VF recorded intangible asset impairment charges of $20.4 million in the year ended March 2021 primarily due to the write-off of certain trademark and customer relationship balances, which resulted from strategic actions taken by the Company.
Management performed its annual impairment testing of goodwill and indefinite-lived intangible assets as of the beginning of the fourth quarter of Fiscal 2021. Management performed a quantitative analysis of the Kipling reporting unit goodwill and indefinite-lived trademark intangible asset. A qualitative analysis was performed for all other reporting units and indefinite-lived trademark intangible assets. No impairment
charges of goodwill or indefinite-lived trademark intangible assets were recorded as a result of the annual impairment testing completed as of the beginning of the fourth quarter of Fiscal 2021.
See Critical Accounting Policies and Estimates within Management's Discussion and Analysis for additional discussion regarding non-recurring fair value measurements during the year ended March 2021.
A goodwill impairment charge of $323.2 million was recorded in the year ended March 2020 related to the Timberland reporting unit. No impairment charges of goodwill or intangible assets were recorded in the year ended March 2019.
Our impairment testing of goodwill, trademarks and customer relationship intangible assets utilizes significant unobservable inputs (Level 3) to determine fair value.
The fair value of reporting units for goodwill impairment testing is determined using a combination of two valuation methods: an income approach and a market approach. The income approach is based on projected future (debt-free) cash flows that are discounted to present value. The appropriate discount rate is based on the reporting unit’s weighted average cost of capital (“WACC”) that takes market participant assumptions into consideration. For the market approach, management uses both the guideline company and similar transaction methods. The guideline company method analyzes market multiples of revenues and earnings before interest, taxes, depreciation and amortization (“EBITDA”) for a group of comparable public companies. The market multiples used in the valuation are based on the relative strengths and weaknesses of the reporting unit compared to the selected guideline companies. Under the similar transactions method, valuation multiples are calculated utilizing actual transaction prices and revenue/EBITDA data from target companies deemed similar to the reporting unit.

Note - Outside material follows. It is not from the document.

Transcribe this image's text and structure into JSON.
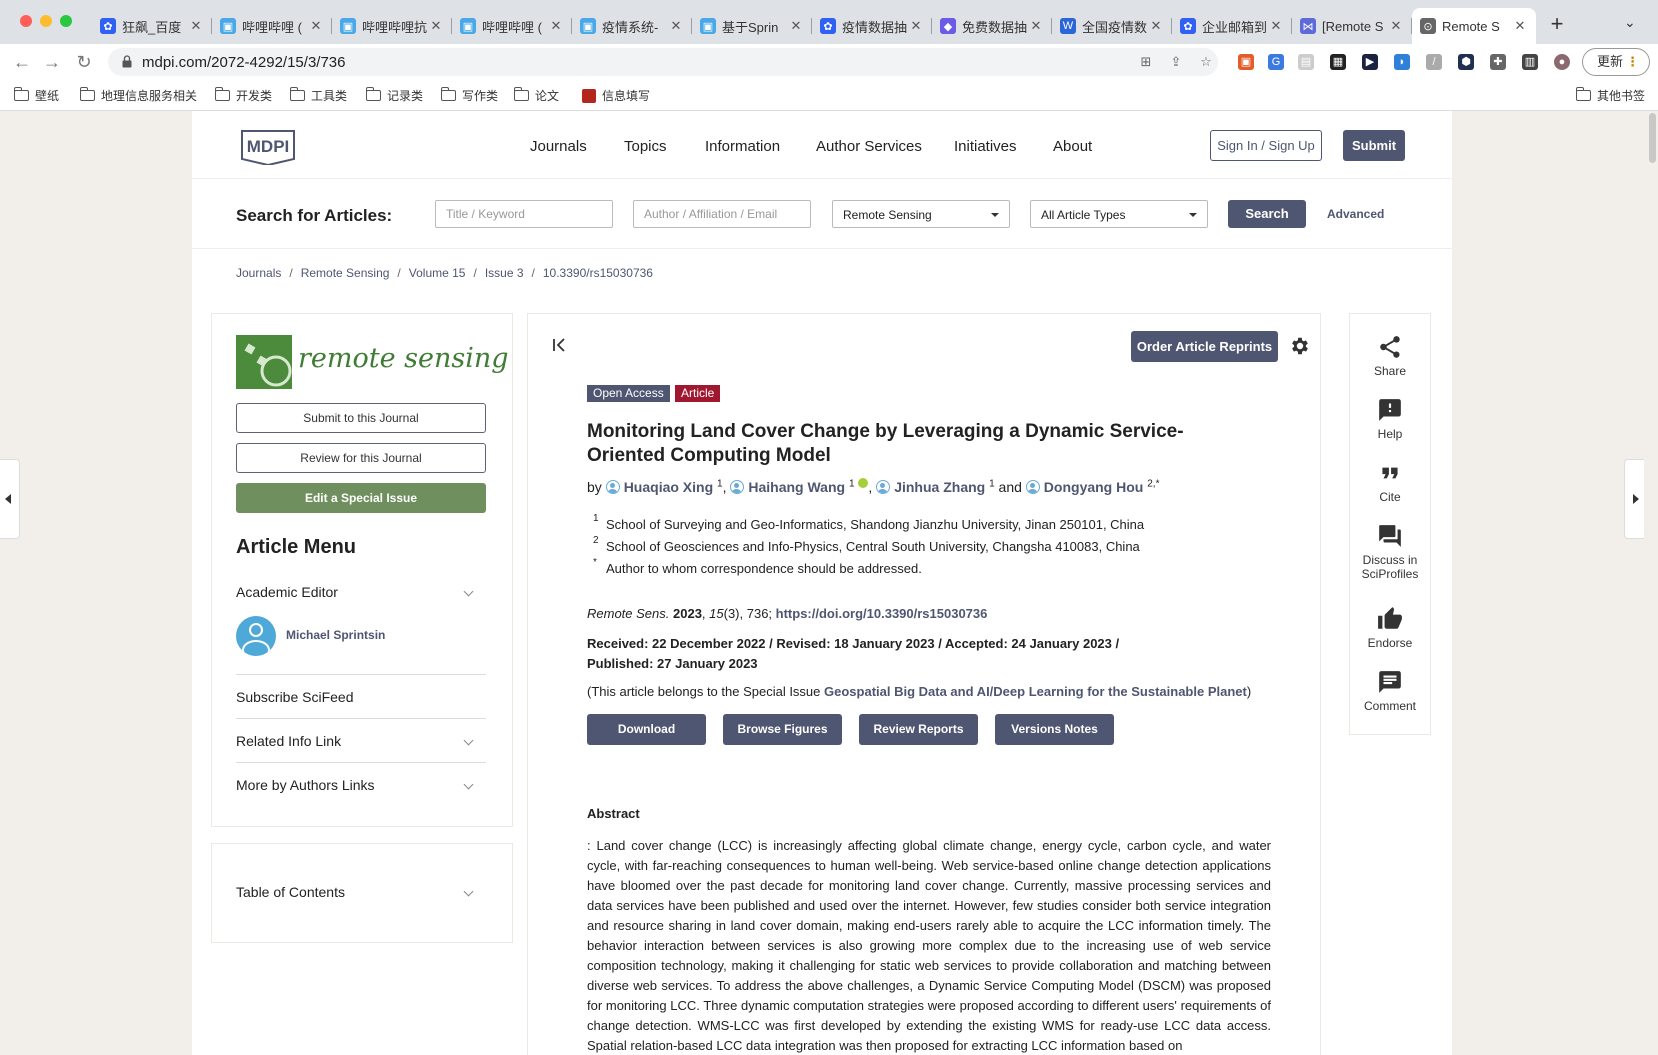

Management uses the income-based relief-from-royalty method to value trademark intangible assets. Under this method, revenues expected to be generated by the trademark are multiplied by a selected royalty rate. The royalty rate is selected based on consideration of (i) royalty rates included in active license agreements, if applicable, (ii) royalty rates received by market participants in the apparel industry, and (iii) the current performance of the reporting unit. The estimated after-tax royalty revenue stream is then discounted to present value using the reporting unit’s WACC plus a spread that factors in the risk of the intangible asset.

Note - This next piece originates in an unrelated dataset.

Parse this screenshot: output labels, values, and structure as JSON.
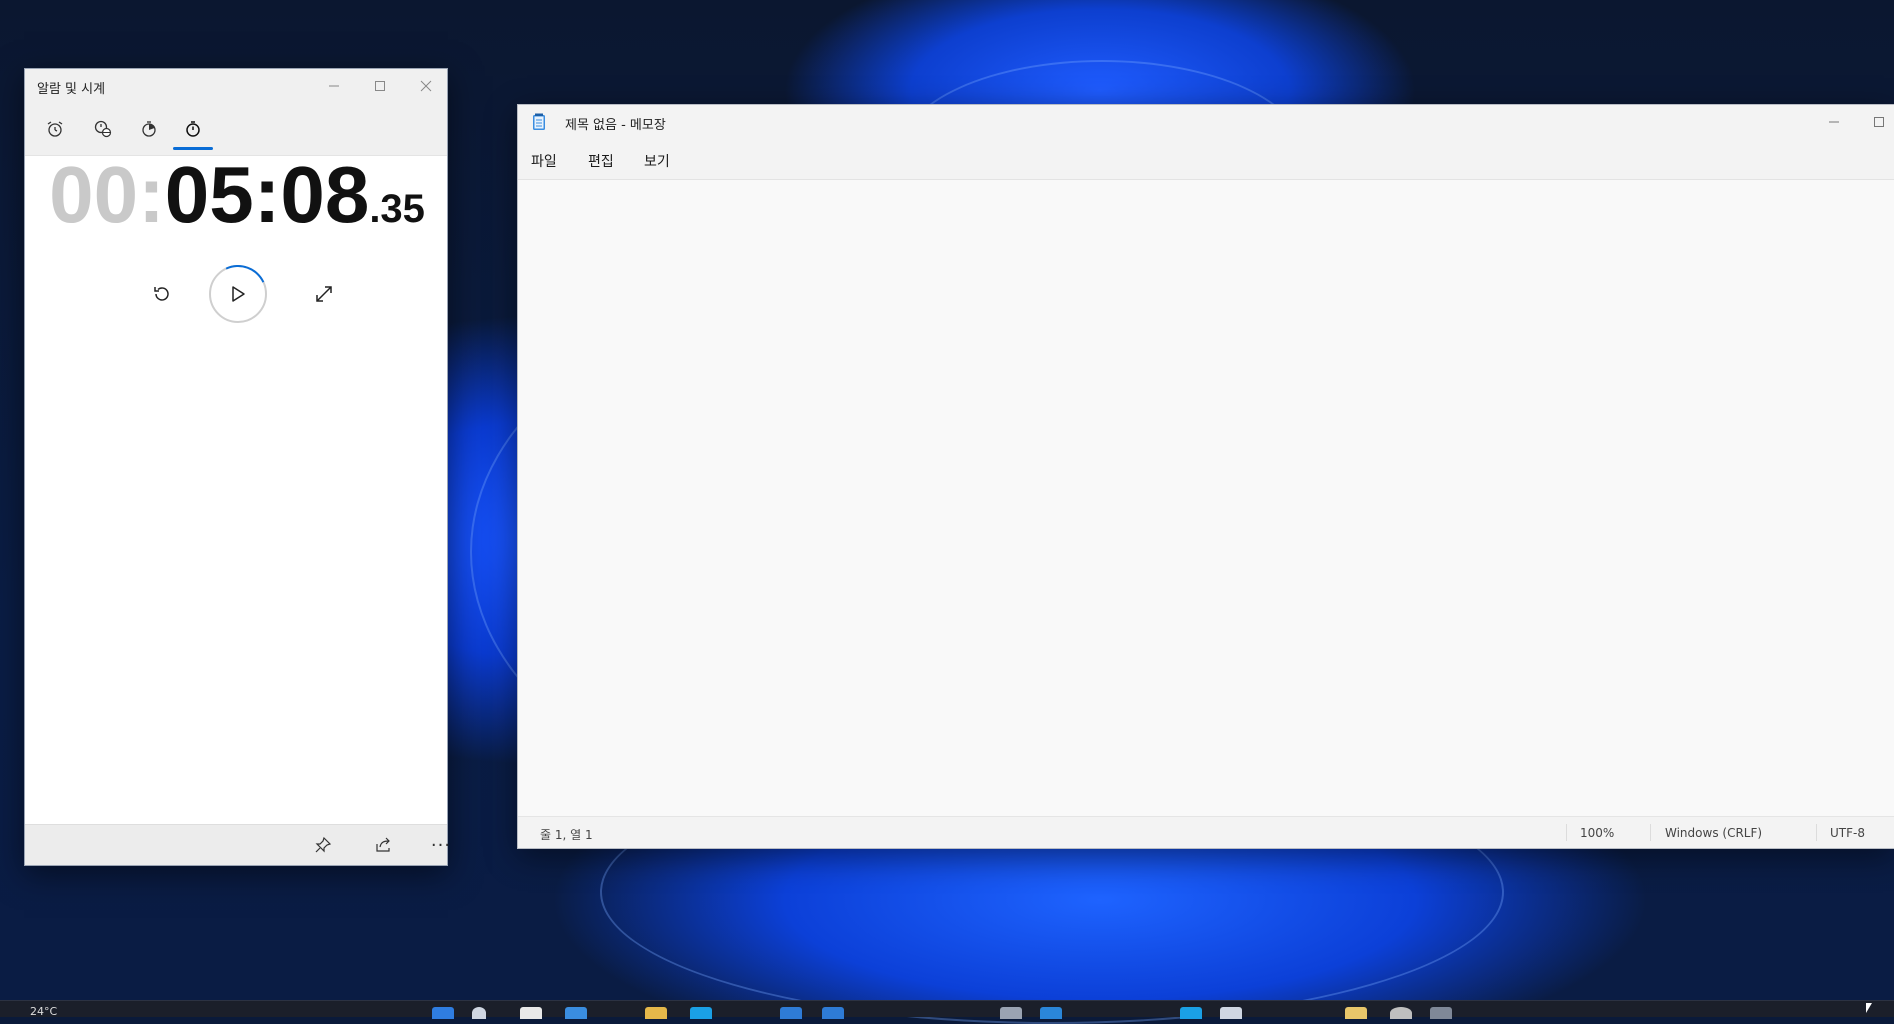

Management’s revenue and profitability forecasts used in the reporting unit and intangible asset valuations were developed in conjunction with management’s strategic plan review, and our resulting revised outlook for business performance, and considered recent performance and trends, including the impact of the COVID-19 pandemic, strategic initiatives and industry trends. Assumptions used in the valuations are similar to those that would be used by market participants performing independent valuations of these businesses.